American Pharoah possesses all of these qualities. Looking back now on his exploits of the last fifteen months, it is awe-inspiring to see how he seemed to thrive despite his grueling schedule. He improved with nearly every start, winning regularly by daylight even though Espinoza usually wrapped up on him in the last sixteenth of a mile. His times got faster with every race, culminating in his scintillating Breeders Cup performance. He also displayed remarkable physical resilience all year long. He crossed the country 14 times, traveled more than 28,000 miles, raced at 7 different tracks, and never once put a foot wrong. He has a beautiful, fluid, ground-eating stride that allows him to effortlessly glide over the ground and that supposedly measures two feet longer than Secretariat's. It may be the secret of his ability to run on any surface at any track, from dirt to polytrack to a sea of mud.

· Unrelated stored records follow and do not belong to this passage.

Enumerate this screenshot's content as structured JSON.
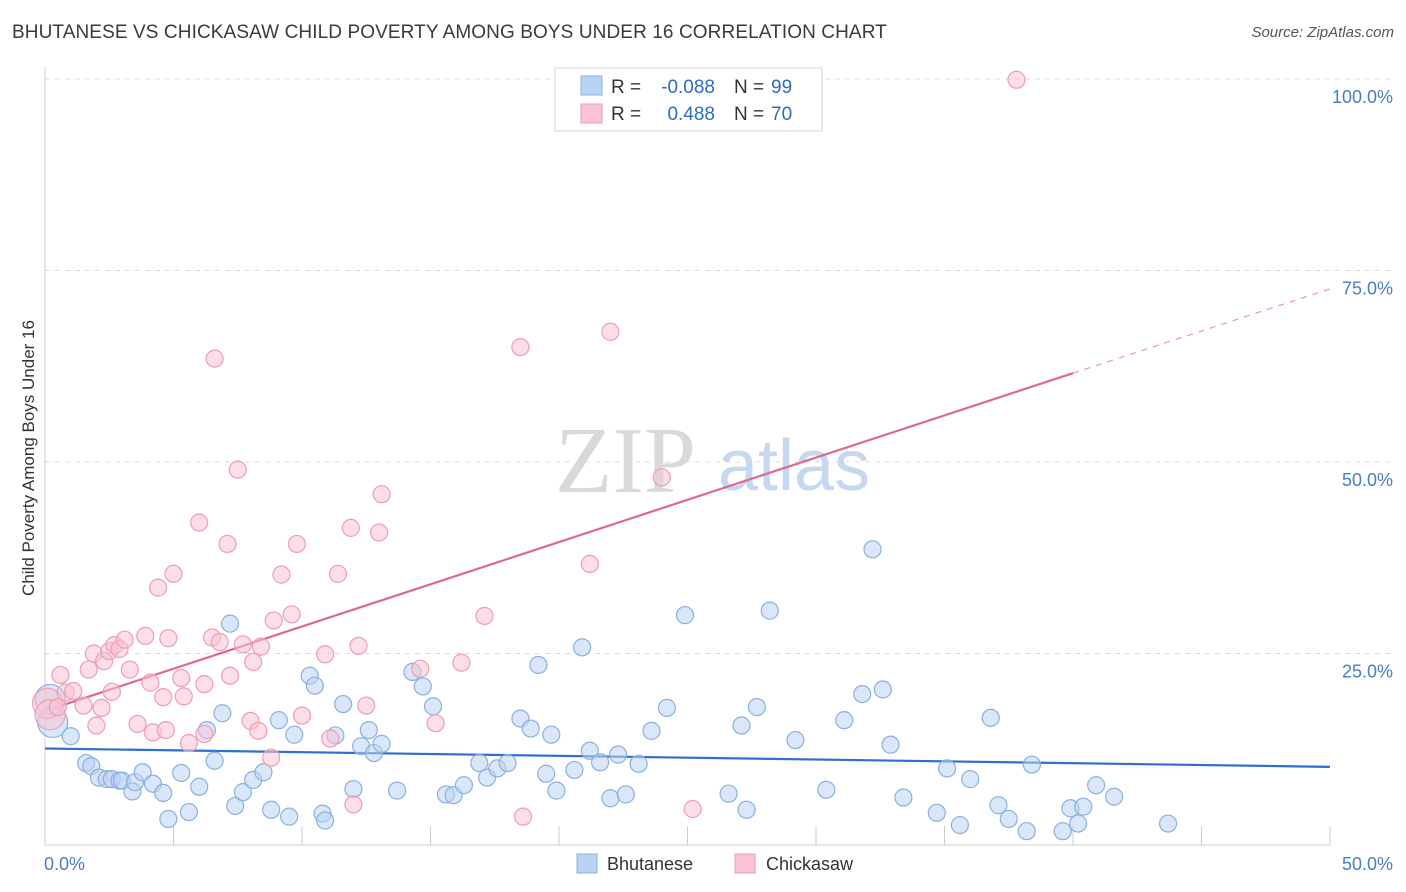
{
  "title": "BHUTANESE VS CHICKASAW CHILD POVERTY AMONG BOYS UNDER 16 CORRELATION CHART",
  "source": "Source: ZipAtlas.com",
  "watermark": {
    "part1": "ZIP",
    "part2": "atlas"
  },
  "colors": {
    "bhutanese_fill": "#b9d3f2",
    "bhutanese_stroke": "#8bb0e0",
    "bhutanese_line": "#2f6fce",
    "chickasaw_fill": "#f8c3d3",
    "chickasaw_stroke": "#ee9db5",
    "chickasaw_line": "#e06890",
    "tick_text": "#4a7cc4",
    "grid": "#dcdcdc"
  },
  "legend": {
    "rows": [
      {
        "r_label": "R =",
        "r_value": "-0.088",
        "n_label": "N =",
        "n_value": "99"
      },
      {
        "r_label": "R =",
        "r_value": "0.488",
        "n_label": "N =",
        "n_value": "70"
      }
    ],
    "bottom": [
      "Bhutanese",
      "Chickasaw"
    ]
  },
  "chart_data": {
    "type": "scatter",
    "title": "BHUTANESE VS CHICKASAW CHILD POVERTY AMONG BOYS UNDER 16 CORRELATION CHART",
    "xlabel": "",
    "ylabel": "Child Poverty Among Boys Under 16",
    "xlim": [
      0,
      50
    ],
    "ylim": [
      0,
      100
    ],
    "x_tick_labels": [
      "0.0%",
      "50.0%"
    ],
    "y_tick_labels": [
      "25.0%",
      "50.0%",
      "75.0%",
      "100.0%"
    ],
    "y_ticks": [
      25,
      50,
      75,
      100
    ],
    "grid": true,
    "legend_position": "top-center",
    "series": [
      {
        "name": "Bhutanese",
        "R": -0.088,
        "N": 99,
        "trend": {
          "x0": 0,
          "y0": 12.6,
          "x1": 50,
          "y1": 10.2
        },
        "points": [
          [
            0.2,
            19.0
          ],
          [
            0.3,
            16.0
          ],
          [
            1.0,
            14.2
          ],
          [
            1.6,
            10.7
          ],
          [
            1.8,
            10.3
          ],
          [
            2.1,
            8.8
          ],
          [
            2.4,
            8.6
          ],
          [
            2.6,
            8.6
          ],
          [
            2.9,
            8.4
          ],
          [
            3.0,
            8.4
          ],
          [
            3.4,
            7.0
          ],
          [
            3.5,
            8.2
          ],
          [
            3.8,
            9.5
          ],
          [
            4.2,
            8.0
          ],
          [
            4.6,
            6.8
          ],
          [
            4.8,
            3.4
          ],
          [
            5.3,
            9.4
          ],
          [
            5.6,
            4.3
          ],
          [
            6.0,
            7.6
          ],
          [
            6.3,
            15.0
          ],
          [
            6.6,
            11.0
          ],
          [
            6.9,
            17.2
          ],
          [
            7.2,
            28.9
          ],
          [
            7.4,
            5.1
          ],
          [
            7.7,
            6.9
          ],
          [
            8.1,
            8.5
          ],
          [
            8.5,
            9.5
          ],
          [
            8.8,
            4.6
          ],
          [
            9.1,
            16.3
          ],
          [
            9.5,
            3.7
          ],
          [
            9.7,
            14.4
          ],
          [
            10.3,
            22.1
          ],
          [
            10.5,
            20.8
          ],
          [
            10.8,
            4.1
          ],
          [
            10.9,
            3.2
          ],
          [
            11.3,
            14.3
          ],
          [
            11.6,
            18.4
          ],
          [
            12.0,
            7.3
          ],
          [
            12.3,
            12.9
          ],
          [
            12.6,
            15.0
          ],
          [
            12.8,
            12.0
          ],
          [
            13.1,
            13.2
          ],
          [
            13.7,
            7.1
          ],
          [
            14.3,
            22.6
          ],
          [
            14.7,
            20.7
          ],
          [
            15.1,
            18.1
          ],
          [
            15.6,
            6.6
          ],
          [
            15.9,
            6.5
          ],
          [
            16.3,
            7.8
          ],
          [
            16.9,
            10.7
          ],
          [
            17.2,
            8.8
          ],
          [
            17.6,
            10.0
          ],
          [
            18.0,
            10.7
          ],
          [
            18.5,
            16.5
          ],
          [
            18.9,
            15.2
          ],
          [
            19.2,
            23.5
          ],
          [
            19.5,
            9.3
          ],
          [
            19.7,
            14.4
          ],
          [
            19.9,
            7.1
          ],
          [
            20.6,
            9.8
          ],
          [
            20.9,
            25.8
          ],
          [
            21.2,
            12.3
          ],
          [
            21.6,
            10.8
          ],
          [
            22.0,
            6.1
          ],
          [
            22.3,
            11.8
          ],
          [
            22.6,
            6.6
          ],
          [
            23.1,
            10.6
          ],
          [
            23.6,
            14.9
          ],
          [
            24.2,
            17.9
          ],
          [
            24.9,
            30.0
          ],
          [
            26.6,
            6.7
          ],
          [
            27.1,
            15.6
          ],
          [
            27.3,
            4.6
          ],
          [
            27.7,
            18.0
          ],
          [
            28.2,
            30.6
          ],
          [
            29.2,
            13.7
          ],
          [
            30.4,
            7.2
          ],
          [
            31.1,
            16.3
          ],
          [
            31.8,
            19.7
          ],
          [
            32.2,
            38.6
          ],
          [
            32.6,
            20.3
          ],
          [
            32.9,
            13.1
          ],
          [
            33.4,
            6.2
          ],
          [
            34.7,
            4.2
          ],
          [
            35.1,
            10.0
          ],
          [
            35.6,
            2.6
          ],
          [
            36.0,
            8.6
          ],
          [
            36.8,
            16.6
          ],
          [
            37.1,
            5.2
          ],
          [
            37.5,
            3.4
          ],
          [
            38.2,
            1.8
          ],
          [
            38.4,
            10.5
          ],
          [
            39.6,
            1.8
          ],
          [
            39.9,
            4.8
          ],
          [
            40.2,
            2.8
          ],
          [
            40.4,
            5.0
          ],
          [
            40.9,
            7.8
          ],
          [
            41.6,
            6.3
          ],
          [
            43.7,
            2.8
          ]
        ]
      },
      {
        "name": "Chickasaw",
        "R": 0.488,
        "N": 70,
        "trend": {
          "x0": 0,
          "y0": 17.5,
          "x1": 40,
          "y1": 61.6
        },
        "trend_dashed": {
          "x0": 40,
          "y0": 61.6,
          "x1": 50,
          "y1": 72.6
        },
        "points": [
          [
            0.1,
            18.5
          ],
          [
            0.2,
            17.0
          ],
          [
            0.5,
            18.0
          ],
          [
            0.6,
            22.2
          ],
          [
            0.8,
            19.9
          ],
          [
            1.1,
            20.1
          ],
          [
            1.5,
            18.2
          ],
          [
            1.7,
            22.9
          ],
          [
            1.9,
            25.0
          ],
          [
            2.0,
            15.6
          ],
          [
            2.2,
            17.9
          ],
          [
            2.3,
            24.0
          ],
          [
            2.5,
            25.3
          ],
          [
            2.6,
            20.0
          ],
          [
            2.7,
            26.1
          ],
          [
            2.9,
            25.6
          ],
          [
            3.1,
            26.8
          ],
          [
            3.3,
            22.9
          ],
          [
            3.6,
            15.8
          ],
          [
            3.9,
            27.3
          ],
          [
            4.1,
            21.2
          ],
          [
            4.2,
            14.7
          ],
          [
            4.4,
            33.6
          ],
          [
            4.6,
            19.3
          ],
          [
            4.8,
            27.0
          ],
          [
            5.0,
            35.4
          ],
          [
            5.3,
            21.8
          ],
          [
            5.4,
            19.4
          ],
          [
            5.6,
            13.3
          ],
          [
            6.0,
            42.1
          ],
          [
            6.2,
            21.0
          ],
          [
            6.5,
            27.1
          ],
          [
            6.6,
            63.5
          ],
          [
            6.8,
            26.5
          ],
          [
            7.1,
            39.3
          ],
          [
            7.2,
            22.1
          ],
          [
            7.5,
            49.0
          ],
          [
            7.7,
            26.2
          ],
          [
            8.0,
            16.2
          ],
          [
            8.1,
            23.9
          ],
          [
            8.4,
            25.9
          ],
          [
            8.8,
            11.4
          ],
          [
            8.9,
            29.3
          ],
          [
            9.2,
            35.3
          ],
          [
            9.6,
            30.1
          ],
          [
            9.8,
            39.3
          ],
          [
            10.0,
            16.9
          ],
          [
            10.9,
            24.9
          ],
          [
            11.1,
            13.9
          ],
          [
            11.4,
            35.4
          ],
          [
            11.9,
            41.4
          ],
          [
            12.0,
            5.3
          ],
          [
            12.2,
            26.0
          ],
          [
            12.5,
            18.2
          ],
          [
            13.0,
            40.8
          ],
          [
            13.1,
            45.8
          ],
          [
            14.6,
            23.0
          ],
          [
            15.2,
            15.9
          ],
          [
            16.2,
            23.8
          ],
          [
            17.1,
            29.9
          ],
          [
            18.5,
            65.0
          ],
          [
            18.6,
            3.7
          ],
          [
            21.2,
            36.7
          ],
          [
            22.0,
            67.0
          ],
          [
            24.0,
            48.0
          ],
          [
            25.2,
            4.7
          ],
          [
            37.8,
            99.9
          ],
          [
            8.3,
            14.9
          ],
          [
            6.2,
            14.5
          ],
          [
            4.7,
            15.0
          ]
        ]
      }
    ]
  }
}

(Photo by sportingnews.com) |
One of Pharoah's greatest strengths I think is his good mind, easy-going demeanor, and kindness of spirit. Pharoah by all accounts is a smart, friendly horse who thrives on attention. He has been utterly unfazed by the throngs of press and fans who have come to visit him, something few racehorses have the temperament to handle. Baffert has allowed unprecedented access to the horse because of his good nature, and Pharoah has taken it all in stride as if it were his due. Which it is.
(Photo by courier-journal.com) |
He won 6 G1 races all told as a three year-old, including 5 races with purses of a million dollars or more consecutively, something no other horse his age has done. Of the four Triple Crown winners since races became graded in the early 1970s, he is the only one to win more than one G1 race after the Belmont. He retired as the fourth richest American horse in history with earnings of $8,650,300. Had Visa not cancelled their $5 million Triple Crown bonus several years ago, he would have retired as the richest American racehorse of all time.
But all numbers aside, even as impressive as the statistics are, there are more ephemeral qualities that some great horses possess. Like so many Thoroughbreds, Pharoah ran for the sheer exhilaration of running. In nearly every race, his ears were pricked observantly, listening to the roar of the crowd and the rush of the wind as he sliced through it. I have never seen anything quite like it in my 30+ years following the sport. As I've mentioned in the past, I learned to read from C. W. Anderson's horse stories, and I think he would agree that American Pharoah has the "look of eagles," that quality in great horses of heightened awareness and of seeing something in the distance just beyond the sight of mere mortals.
As Bob Baffert so aptly put it in the latest issue of the Blood-Horse, Pharoah is a throwback to the hickory-tough horses of bygone ages. He proved himself to be fast, determined, versatile, sound, and above all, worthy of that elite company he joined at Belmont Park. He is the horse of a lifetime.